GLOCAL

Le syndrome du télésiège

La principale attraction du pavillon suisse de Shanghai en fait le succès en même temps que l’échec: elle attire mais engorge à la fois. Plus suisse, tu meurs.

Le pavillon suisse de l’exposition universelle de Shanghai, nous dit-on, fait un drôle de tabac. Deux à trois heures d’attente en files sages et compactes, des annonces par haut-parleurs qui conseillent d’éviter les pavillons américain, espagnol et donc suisse et de préférer des enceintes plus accessibles, moins plébiscitées.

C’est mérité. Il faut dire que le pavillon suisse a judicieusement préféré la prise d’assaut à la prise de tête. L’attraction principale, en effet, de notre glorieux pavillon, nul ne l’ignore plus, est un superbe, un flambant télésiège. Le télésiège était certes le moyen de transport préféré du regretté chasseur de papillons Vladimir Nabokov. De là à crapahuter sur place pendant des heures, dans la chaleur et la poussière, juste pour quatre minutes de ballade le cul sur la banquette, il faut quand même être un peu chinois.

En réalité, le télésiège de Shanghai est encore plus typique de notre savoir-faire qu’on pourrait penser au premier abord. Il semble en effet que notre pavillon national soit davantage engorgé que réellement pris d’assaut. Un engorgement conséquence de sa faible capacité d’absorption, malgré toute sa belle mécanique dernier cri.

Au contraire, le pavillon français qui, lui, bat réellement tous les records de fréquentation, l’a joué plus subtil: le trajet est en descente ce qui a pour effet de fluidifier le flot de visiteurs. Des visiteurs en outre alléchés par un genre de gâteries qui devraient faire un peu rougir, quand même, les fabricants de télésiège: l’Angélus de Millet ou le Balcon de Manet.

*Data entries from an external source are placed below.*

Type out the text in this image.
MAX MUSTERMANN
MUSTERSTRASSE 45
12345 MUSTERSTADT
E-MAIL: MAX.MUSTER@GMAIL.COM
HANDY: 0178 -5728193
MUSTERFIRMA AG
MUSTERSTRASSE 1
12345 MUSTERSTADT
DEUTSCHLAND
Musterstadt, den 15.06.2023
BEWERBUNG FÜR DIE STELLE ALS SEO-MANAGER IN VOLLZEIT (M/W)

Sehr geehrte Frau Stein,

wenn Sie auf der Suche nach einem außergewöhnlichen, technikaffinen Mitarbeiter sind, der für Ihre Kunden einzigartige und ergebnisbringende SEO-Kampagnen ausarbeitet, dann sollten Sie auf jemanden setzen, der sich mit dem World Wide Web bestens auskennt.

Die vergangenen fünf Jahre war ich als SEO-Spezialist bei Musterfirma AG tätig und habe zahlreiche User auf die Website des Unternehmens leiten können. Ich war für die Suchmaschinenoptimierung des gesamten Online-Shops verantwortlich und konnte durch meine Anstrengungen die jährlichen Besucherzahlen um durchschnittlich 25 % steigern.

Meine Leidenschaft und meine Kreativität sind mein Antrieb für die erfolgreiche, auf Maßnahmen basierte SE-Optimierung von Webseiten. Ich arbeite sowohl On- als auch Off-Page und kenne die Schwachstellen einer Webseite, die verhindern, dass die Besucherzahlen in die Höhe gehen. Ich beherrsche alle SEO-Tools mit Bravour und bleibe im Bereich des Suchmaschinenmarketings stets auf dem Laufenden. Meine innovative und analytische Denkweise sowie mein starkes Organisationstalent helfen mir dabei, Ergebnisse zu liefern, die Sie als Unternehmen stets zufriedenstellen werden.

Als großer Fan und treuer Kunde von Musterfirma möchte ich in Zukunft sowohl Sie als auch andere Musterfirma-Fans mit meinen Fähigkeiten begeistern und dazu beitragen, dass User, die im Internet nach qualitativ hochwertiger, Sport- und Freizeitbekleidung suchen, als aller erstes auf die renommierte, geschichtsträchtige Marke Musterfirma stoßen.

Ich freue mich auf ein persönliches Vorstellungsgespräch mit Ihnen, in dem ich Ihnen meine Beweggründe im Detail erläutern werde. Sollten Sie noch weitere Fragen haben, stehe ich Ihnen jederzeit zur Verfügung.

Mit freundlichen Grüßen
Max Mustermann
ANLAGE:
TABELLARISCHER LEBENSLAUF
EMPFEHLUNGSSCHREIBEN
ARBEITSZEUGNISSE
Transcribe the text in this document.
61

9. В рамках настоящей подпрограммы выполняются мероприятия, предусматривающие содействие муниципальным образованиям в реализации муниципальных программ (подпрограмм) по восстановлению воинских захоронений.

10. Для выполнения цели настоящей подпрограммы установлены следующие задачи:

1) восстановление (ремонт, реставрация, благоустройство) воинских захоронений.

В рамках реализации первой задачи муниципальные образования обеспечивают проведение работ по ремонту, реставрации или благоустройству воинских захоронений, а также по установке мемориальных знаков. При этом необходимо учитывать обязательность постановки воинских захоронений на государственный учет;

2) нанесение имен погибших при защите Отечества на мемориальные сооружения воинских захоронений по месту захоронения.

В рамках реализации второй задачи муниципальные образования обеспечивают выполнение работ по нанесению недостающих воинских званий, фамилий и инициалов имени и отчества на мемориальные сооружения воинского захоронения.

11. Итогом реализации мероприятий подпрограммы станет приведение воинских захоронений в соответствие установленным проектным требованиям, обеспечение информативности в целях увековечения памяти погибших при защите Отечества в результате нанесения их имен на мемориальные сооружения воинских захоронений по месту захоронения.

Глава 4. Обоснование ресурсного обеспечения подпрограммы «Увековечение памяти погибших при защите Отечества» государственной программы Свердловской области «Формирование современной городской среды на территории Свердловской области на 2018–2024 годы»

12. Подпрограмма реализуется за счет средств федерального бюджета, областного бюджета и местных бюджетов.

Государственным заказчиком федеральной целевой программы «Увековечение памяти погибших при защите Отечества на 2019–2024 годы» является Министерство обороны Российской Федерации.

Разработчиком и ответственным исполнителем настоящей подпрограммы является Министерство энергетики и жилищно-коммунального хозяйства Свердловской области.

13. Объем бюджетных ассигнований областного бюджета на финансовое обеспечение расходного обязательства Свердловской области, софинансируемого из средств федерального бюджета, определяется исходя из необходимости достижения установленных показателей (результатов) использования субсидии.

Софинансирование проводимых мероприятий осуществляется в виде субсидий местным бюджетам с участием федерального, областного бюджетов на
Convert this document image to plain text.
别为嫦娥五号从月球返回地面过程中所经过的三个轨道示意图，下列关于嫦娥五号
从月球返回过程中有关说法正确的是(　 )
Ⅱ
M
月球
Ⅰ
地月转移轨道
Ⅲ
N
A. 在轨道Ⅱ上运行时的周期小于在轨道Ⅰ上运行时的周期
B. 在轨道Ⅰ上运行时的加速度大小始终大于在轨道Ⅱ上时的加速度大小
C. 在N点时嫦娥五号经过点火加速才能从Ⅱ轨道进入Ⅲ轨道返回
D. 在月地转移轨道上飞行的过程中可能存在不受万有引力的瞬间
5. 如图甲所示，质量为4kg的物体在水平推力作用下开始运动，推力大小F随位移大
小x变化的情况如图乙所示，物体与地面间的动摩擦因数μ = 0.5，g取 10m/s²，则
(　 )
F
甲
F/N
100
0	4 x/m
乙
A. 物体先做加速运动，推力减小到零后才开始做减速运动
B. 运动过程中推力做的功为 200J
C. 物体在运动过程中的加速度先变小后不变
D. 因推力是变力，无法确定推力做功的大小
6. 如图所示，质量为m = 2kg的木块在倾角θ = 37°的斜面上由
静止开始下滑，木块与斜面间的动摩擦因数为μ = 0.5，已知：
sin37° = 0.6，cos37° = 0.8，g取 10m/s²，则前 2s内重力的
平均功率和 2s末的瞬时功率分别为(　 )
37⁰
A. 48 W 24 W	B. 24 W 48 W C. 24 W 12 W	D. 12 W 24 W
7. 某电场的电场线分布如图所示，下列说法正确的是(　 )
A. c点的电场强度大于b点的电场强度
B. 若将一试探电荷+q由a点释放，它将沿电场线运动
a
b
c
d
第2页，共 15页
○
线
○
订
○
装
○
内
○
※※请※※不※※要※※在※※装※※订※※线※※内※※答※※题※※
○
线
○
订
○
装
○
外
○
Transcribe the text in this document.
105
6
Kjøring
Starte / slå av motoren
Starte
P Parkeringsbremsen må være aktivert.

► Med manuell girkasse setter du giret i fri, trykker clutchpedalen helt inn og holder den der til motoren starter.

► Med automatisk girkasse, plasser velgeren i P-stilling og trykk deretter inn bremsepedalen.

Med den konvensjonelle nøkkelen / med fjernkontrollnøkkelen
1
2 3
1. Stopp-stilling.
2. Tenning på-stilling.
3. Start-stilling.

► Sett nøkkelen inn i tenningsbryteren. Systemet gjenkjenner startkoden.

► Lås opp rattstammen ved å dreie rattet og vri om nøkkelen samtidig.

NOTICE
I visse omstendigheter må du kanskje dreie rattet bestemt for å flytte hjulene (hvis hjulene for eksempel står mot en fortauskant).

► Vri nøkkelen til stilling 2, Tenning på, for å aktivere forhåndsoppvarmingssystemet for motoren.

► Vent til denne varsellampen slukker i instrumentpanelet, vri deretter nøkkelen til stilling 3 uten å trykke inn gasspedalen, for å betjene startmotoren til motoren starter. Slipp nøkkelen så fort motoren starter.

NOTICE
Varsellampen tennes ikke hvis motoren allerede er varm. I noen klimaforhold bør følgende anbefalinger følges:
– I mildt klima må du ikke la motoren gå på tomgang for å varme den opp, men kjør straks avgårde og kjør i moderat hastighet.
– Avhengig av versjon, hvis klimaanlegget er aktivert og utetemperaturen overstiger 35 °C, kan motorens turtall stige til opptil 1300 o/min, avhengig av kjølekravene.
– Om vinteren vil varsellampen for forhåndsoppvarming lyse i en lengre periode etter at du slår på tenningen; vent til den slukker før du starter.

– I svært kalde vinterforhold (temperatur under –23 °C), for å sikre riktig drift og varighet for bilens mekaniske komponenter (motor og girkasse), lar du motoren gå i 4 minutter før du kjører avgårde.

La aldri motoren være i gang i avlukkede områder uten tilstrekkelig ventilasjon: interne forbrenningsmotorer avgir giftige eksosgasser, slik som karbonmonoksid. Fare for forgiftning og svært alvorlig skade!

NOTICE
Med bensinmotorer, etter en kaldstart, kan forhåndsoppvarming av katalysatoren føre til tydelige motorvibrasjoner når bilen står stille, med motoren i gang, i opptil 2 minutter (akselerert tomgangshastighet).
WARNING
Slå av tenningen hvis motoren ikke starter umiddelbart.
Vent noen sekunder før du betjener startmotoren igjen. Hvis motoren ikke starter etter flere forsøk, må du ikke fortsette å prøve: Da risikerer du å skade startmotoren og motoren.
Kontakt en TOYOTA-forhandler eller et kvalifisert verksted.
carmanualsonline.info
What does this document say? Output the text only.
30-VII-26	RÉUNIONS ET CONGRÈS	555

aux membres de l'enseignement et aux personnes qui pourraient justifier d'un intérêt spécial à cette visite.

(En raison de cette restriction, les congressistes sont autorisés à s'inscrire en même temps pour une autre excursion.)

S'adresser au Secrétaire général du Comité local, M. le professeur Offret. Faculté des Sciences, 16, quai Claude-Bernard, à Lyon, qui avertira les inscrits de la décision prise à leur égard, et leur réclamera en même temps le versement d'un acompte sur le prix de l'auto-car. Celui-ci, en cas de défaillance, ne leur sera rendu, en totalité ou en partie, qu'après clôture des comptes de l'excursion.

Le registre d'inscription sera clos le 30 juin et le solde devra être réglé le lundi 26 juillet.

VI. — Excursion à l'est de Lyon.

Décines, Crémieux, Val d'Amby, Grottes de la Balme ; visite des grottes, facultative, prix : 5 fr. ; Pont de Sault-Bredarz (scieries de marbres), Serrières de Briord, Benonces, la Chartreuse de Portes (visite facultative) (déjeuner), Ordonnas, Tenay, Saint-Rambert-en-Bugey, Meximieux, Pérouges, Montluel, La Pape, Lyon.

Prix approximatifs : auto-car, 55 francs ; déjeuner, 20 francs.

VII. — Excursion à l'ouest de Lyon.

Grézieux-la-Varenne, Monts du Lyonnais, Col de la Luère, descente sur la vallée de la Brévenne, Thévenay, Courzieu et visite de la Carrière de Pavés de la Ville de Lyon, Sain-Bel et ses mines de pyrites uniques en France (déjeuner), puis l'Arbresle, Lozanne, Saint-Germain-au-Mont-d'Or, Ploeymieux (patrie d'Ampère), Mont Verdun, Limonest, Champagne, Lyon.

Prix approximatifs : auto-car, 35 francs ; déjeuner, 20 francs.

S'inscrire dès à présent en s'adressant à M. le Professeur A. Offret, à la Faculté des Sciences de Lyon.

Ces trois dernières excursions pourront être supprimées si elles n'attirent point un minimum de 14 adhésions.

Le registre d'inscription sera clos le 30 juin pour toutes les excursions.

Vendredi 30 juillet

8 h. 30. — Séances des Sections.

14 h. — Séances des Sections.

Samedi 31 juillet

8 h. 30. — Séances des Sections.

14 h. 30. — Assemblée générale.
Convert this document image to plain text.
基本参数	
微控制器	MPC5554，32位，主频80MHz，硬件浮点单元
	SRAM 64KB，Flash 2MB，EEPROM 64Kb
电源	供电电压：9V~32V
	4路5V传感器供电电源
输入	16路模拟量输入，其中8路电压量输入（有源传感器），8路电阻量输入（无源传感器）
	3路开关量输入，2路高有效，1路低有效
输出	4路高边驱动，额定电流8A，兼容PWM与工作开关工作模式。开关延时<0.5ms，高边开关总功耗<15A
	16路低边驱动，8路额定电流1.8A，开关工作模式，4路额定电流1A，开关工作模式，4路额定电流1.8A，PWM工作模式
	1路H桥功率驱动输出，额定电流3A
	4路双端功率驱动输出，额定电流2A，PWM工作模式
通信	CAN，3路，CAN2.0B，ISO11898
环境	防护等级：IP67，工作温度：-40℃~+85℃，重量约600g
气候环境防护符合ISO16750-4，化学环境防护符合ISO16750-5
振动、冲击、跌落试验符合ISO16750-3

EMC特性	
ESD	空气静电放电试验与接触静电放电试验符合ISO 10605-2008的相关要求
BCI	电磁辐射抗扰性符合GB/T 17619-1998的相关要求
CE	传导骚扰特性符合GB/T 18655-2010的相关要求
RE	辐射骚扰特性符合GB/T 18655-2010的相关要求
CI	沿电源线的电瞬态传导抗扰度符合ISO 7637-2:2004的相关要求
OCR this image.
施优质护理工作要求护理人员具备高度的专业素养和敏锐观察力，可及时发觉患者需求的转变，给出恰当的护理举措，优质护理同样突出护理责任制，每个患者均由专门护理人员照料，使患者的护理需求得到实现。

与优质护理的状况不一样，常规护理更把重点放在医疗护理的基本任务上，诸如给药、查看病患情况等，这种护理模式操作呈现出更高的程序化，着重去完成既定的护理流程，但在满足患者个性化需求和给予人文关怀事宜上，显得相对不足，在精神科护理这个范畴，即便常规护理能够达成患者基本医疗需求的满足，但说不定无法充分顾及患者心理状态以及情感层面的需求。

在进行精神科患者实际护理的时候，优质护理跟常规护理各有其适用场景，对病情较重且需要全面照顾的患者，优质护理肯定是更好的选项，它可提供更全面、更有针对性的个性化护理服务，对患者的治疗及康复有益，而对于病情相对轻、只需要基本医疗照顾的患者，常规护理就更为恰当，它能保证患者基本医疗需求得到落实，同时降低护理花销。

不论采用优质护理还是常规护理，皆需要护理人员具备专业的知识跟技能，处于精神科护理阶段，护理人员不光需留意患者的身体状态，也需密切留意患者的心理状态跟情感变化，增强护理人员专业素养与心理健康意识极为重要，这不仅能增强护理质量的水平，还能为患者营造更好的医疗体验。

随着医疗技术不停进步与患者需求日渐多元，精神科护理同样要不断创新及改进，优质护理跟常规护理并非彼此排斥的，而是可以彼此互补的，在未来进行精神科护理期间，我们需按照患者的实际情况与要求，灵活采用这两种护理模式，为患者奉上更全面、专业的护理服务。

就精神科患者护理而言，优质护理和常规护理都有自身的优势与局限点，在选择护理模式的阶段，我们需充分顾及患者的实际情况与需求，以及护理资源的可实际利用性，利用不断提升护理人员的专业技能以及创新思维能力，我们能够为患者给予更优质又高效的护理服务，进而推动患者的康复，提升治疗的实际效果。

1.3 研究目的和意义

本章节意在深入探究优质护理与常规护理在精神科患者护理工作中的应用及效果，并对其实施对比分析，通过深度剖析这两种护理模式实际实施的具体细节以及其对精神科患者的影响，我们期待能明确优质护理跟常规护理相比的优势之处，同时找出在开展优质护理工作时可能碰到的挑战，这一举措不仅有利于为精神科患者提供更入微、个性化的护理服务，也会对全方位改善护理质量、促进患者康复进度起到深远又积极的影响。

Oui, ce télésiège est vraiment suisse jusqu’au bout des poulies: une idée tellement bonne, une mécanique tellement parfaite et huilée qu’elle finit par sérieusement compliquer la vie de chacun. On connaît l’exemple moult fois commenté et éprouvé: des autoroutes tellement lisses et impeccables qu’elles nécessitent pour ce résultat d’être en travaux perpétuels.

Sans parler évidemment de cet excès de règlements de toute espèce qui n’ont en vu que le bien commun et l’équité la plus précise, mais qui font, par leur prolifération même, qu’à certains égards la vie quotidienne se trouve moins entravée sous des dictatures corrompues qu’au pays de la démocratie directe.

Et puis ce télésiège a un envers, un sérieux côté boomerang. Si tous les gens qui nous veulent du bien, tous les Kadhafi du monde, tous les amis de Polanski, tous les islamophiles justement révulsés par le vote sur les minarets, prenaient ce télésiège suisse comme un pesant mais lumineux symbole: l’invite d’un pays masochiste à ce qu’on veuille bien s’asseoir dessus.